Director of Liability

If you sit on a Board of Directors of a corporation, then exposure to liability exists under various statutes. For example, unpaid wages and vacation pay, workplace liabilities, liabilities under corporate statutes, as well as environmental liabilities are a major concern of the corporate director.

 

Amounts owing to the Crown with respect to taxes are the most common of the liability claims. Unremitted source deductions, which consist of income taxes, employment insurance, and Canada Pension Plan premiums from employee wages, are the liabilities that the Crown has been very aggressive in collecting in recent years. The Crown is also being more aggressive in the collection of other taxes, such as unpaid sale taxes and the ever-controversial Goods and Service Tax (GST).

 

A common scenario in creating director’s liability is when a business which is struggling financially uses unremitted source deductions as capital so as to stay in business rather than close the doors. However, when the corporation realizes that the unremitted source deductions is not enough capital to keep the operations going, the company goes out of business. The Canada Revenue Agency (CRA) has a statutory right to go after the directors for unremitted source deductions, plus interest and penalties.

 

For the CRA to successfully make a claim against a director it must meet certain requirements under the Income Tax Act. The CRA must file a certificate in respect of the corporation’s tax liability, attempt to have execution against the corporation, and the execution must be returned unsatisfied. In the case of a liquidation in bankruptcy, the CRA must prove its claim within 6 months of the date of bankruptcy. If these actions have not been met by CRA, then the director has no liability.

 

The CRA also has only 2 years to attempt to collect the liability from the director. If the 2-year period passes then the director escapes any liability for the unremitted deductions. In order to attempt to collect from the director, it must be established that the funds could not be collected from the corporation, or from the Receiver or licensed insolvency trustee.

 

The CRA has first priority on all assets of a bankrupt company. If a company files a bankruptcy CRA has priority over all other secured creditors, even those who had security on the assets of a company prior to the CRA having a debt owed, such as a General Security Agreement by a banking institution. This priority is given to the CRA through the Income Tax Act. If the company continues to go forward in a receivership the CRA must be paid for any arrears in crown taxes.

 

There are only a few defenses available to a director in order to avoid payment of the liability. In order to be liable you must be a ‘director in law’ at the time the source deductions were not remitted. For example, the individual may not have been properly appointed as a director, or may have resigned prior to the failure to remit.

 

If the above exemptions do not apply then the only defense is the ‘due diligence’ defense as set out in the Income Tax Act.
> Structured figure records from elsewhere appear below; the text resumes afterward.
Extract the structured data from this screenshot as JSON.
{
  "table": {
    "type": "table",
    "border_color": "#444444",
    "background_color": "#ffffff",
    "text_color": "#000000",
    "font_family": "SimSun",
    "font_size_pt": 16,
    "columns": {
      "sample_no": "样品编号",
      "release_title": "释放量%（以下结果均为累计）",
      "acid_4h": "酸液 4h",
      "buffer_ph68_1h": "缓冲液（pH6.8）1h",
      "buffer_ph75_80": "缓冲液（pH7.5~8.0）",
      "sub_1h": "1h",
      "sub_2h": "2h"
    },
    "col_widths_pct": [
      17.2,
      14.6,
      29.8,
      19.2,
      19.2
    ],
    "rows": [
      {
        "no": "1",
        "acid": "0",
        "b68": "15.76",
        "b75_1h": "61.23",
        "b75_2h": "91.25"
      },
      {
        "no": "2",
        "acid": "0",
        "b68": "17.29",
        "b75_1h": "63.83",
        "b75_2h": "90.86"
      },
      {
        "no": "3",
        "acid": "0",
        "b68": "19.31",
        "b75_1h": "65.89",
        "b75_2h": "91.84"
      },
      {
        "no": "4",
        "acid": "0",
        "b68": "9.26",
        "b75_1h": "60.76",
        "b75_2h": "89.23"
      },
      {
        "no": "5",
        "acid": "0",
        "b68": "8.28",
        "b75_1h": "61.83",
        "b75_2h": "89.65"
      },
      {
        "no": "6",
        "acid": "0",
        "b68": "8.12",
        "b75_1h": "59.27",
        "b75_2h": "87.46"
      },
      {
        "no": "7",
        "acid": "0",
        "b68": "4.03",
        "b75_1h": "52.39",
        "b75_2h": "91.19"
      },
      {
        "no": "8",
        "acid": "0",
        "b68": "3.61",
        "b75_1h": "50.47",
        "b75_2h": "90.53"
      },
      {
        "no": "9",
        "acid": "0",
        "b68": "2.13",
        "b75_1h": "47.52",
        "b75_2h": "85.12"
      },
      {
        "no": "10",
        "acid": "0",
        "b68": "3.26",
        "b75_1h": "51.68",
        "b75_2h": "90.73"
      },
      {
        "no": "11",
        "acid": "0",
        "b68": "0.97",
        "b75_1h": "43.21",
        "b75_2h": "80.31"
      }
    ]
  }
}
This defense provides that the director is not liable for the corporation’s failure to remit source deductions where he/she exercises the degree of care, diligence, and skill to prevent the failure that a reasonably prudent person would exercise in a similar situation.

 

In determining if a director has acted with due diligence, the court will look at a variety of factors such as the capability of the person, their business knowledge, education, and the actions taken by the director to prevent the failures. The courts have stated that there is a positive duty to take action to prevent the failures.

 

To prevent failure the director should familiarize himself with the withholding and remittance requirements. Ensure that an appropriate system is in place to withhold and remit all taxes, and require on a timely basis written reports to ensure that the remitting procedures are being done correctly.

 

It is human nature, especially for most entrepreneurs, to do anything to find a way to keep the doors of their company open. This determination sometimes leads to the careless use of unremitted source deductions, and other government taxes, to fund the operations. The courts have said where a corporation reaches the point where it cannot issue a remittance cheque for fear that it won’t be honoured, it is time to close down the business. Thus, the mere decision, or will of the entrepreneur, to keep the doors open may result in the director reducing his/her ability to rely on the due diligence defense.